Even though that demand has certainly decreased again now that grocery stores have returned to more normal operations, Wilson says that there are loyal customers who have stuck around to support local farms like hers, in part due to her commitment to a more humane approach to farming. Wilson has witnessed the grim realities of confinement barns where animals are raised en masse with a significantly low quality of life. There’s a stark difference between the way her animals live and the way animals in confinement barns live.
“I’ve walked in [confinement barns] and seen what those pigs look like,” she says. “I’ve seen their ears sagged down and their tails flopped. And the smell in there is so bad that my skin, no matter how many times I took a shower after working there, still smelled three days later. You’re telling me that for the 6-7 months that pig is in there — its entire life — that that meat is going to be quality meat and that animal has lived a quality life? No way. It’s terrible,” she says. “I look at my pigs and they’re outside laying in a mud puddle. They eat what they want to eat, they run, they jump.They do pig things. Their ears flop and their tails are curled. They’re happy.”
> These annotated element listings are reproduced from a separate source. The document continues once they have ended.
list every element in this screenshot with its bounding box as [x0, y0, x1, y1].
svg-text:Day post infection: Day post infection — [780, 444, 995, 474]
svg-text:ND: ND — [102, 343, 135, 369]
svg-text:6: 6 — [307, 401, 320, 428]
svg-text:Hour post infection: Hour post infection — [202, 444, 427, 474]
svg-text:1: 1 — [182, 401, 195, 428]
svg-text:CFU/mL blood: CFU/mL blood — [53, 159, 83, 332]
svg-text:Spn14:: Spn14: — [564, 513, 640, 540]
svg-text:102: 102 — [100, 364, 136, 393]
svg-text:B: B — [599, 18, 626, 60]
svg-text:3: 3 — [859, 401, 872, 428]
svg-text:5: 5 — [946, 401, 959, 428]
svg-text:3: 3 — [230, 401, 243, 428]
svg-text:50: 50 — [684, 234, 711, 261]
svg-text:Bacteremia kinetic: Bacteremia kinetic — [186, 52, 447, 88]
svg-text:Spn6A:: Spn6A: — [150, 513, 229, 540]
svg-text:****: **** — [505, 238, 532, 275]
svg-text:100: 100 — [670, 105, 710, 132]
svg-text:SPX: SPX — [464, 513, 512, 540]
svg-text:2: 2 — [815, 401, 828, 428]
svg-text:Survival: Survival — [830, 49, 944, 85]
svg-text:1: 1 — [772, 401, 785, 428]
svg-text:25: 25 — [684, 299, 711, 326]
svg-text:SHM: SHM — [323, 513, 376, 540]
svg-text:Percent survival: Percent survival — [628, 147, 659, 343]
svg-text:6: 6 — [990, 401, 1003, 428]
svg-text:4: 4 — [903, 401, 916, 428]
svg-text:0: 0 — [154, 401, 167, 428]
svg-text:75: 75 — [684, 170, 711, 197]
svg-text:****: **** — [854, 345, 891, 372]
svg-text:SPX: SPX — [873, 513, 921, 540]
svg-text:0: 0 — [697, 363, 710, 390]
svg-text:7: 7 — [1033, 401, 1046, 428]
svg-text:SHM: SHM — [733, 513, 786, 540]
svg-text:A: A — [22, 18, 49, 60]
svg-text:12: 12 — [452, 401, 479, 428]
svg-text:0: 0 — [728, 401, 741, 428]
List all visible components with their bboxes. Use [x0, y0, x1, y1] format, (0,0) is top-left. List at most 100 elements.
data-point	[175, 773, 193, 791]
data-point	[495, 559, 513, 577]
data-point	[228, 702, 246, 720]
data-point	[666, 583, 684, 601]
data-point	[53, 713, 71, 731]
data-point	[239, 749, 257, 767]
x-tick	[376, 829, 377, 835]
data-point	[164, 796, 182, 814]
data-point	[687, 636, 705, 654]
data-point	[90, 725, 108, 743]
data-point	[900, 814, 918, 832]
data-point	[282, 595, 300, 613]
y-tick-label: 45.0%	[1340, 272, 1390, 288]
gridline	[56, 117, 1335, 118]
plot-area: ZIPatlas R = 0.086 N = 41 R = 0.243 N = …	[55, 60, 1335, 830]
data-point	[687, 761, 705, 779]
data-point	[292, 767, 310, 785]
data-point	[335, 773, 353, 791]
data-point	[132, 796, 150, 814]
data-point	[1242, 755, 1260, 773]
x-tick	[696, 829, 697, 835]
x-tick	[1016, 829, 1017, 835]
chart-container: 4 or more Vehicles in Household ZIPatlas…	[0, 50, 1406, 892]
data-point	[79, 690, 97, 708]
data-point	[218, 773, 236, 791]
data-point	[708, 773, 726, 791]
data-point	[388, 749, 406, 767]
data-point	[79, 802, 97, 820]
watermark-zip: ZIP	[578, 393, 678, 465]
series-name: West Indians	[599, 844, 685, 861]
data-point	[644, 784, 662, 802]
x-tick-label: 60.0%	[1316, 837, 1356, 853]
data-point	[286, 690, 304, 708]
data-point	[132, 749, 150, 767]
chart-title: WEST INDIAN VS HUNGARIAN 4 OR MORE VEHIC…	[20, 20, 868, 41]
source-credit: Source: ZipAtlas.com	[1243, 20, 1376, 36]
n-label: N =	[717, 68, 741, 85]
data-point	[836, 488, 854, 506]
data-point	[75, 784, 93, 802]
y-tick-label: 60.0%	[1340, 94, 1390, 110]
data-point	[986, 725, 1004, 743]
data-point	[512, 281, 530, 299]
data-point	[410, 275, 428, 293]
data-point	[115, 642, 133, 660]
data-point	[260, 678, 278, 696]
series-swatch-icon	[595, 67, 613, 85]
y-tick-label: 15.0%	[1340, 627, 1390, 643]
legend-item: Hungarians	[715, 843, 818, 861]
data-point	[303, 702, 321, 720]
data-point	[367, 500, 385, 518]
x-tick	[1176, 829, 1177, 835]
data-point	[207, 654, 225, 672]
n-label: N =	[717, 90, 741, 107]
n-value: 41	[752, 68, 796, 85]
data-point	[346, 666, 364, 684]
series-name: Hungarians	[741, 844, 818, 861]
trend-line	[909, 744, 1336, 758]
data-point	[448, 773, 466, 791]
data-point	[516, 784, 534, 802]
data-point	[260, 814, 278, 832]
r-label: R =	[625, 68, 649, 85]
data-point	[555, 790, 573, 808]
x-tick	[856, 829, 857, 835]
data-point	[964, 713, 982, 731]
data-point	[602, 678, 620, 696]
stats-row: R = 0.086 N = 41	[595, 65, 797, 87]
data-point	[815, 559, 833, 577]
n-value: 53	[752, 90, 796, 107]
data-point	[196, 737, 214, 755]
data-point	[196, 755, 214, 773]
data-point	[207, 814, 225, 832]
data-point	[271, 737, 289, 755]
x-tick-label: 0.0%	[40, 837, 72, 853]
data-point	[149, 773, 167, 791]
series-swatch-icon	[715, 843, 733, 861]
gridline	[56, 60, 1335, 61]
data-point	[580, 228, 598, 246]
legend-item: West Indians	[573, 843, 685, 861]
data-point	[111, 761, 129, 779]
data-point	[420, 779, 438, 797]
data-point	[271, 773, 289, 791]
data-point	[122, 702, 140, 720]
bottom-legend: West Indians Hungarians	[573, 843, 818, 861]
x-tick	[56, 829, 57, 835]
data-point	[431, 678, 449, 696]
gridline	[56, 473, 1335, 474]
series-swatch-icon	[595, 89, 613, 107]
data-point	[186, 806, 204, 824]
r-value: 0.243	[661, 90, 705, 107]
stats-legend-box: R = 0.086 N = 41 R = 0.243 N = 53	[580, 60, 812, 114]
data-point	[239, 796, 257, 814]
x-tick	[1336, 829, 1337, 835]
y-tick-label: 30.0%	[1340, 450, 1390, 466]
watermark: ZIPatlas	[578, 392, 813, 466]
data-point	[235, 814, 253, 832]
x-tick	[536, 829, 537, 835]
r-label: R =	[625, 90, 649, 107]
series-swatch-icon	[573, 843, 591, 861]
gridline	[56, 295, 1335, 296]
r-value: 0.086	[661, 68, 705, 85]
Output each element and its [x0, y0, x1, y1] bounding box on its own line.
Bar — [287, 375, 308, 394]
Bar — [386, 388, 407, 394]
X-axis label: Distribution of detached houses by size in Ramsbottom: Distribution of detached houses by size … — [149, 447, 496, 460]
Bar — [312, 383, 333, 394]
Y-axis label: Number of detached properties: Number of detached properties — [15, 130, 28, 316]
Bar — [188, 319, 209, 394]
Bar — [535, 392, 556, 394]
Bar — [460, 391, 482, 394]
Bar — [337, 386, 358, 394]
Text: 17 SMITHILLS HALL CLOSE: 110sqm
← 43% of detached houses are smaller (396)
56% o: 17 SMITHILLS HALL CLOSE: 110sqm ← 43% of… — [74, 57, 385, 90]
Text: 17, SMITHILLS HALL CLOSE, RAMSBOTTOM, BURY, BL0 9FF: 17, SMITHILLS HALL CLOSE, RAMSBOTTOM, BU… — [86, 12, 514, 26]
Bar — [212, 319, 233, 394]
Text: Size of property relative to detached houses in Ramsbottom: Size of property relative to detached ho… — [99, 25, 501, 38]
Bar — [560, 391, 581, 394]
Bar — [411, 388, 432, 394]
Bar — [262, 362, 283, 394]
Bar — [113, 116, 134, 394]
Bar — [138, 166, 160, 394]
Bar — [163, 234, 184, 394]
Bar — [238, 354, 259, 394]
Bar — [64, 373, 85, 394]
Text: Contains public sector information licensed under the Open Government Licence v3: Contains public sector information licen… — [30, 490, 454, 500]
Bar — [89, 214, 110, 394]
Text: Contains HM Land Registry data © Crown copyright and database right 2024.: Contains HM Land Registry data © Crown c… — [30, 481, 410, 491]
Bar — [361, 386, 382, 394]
As for what’s to come, Wilson hopes to open a store with her products and provisions from other local vendors. She has purchased property for the store on the same street as her farm, but the price of lumber and other financial factors has put the project on hold for the time being.
Through all the hardship, long days and literal tears, Wilson has come a long way in her eight years farming, becoming a respected, sought-after vendor selling hot-ticket items like pastured eggs from chickens and ducks, and heritage-breed chicken, beef and pork at the Tomball Farmers Market and at Urban Harvest, where she now has a double booth at the market’s entrance. She also features seasonal items when she has them, like turkey, lamb, and quail and goose eggs.
The markets are an immersive, personable experience she looks forward to every week. She says, “There’s something grassroots about shaking hands and kissing babies every Saturday, and building a meaningful, lasting relationship with people.”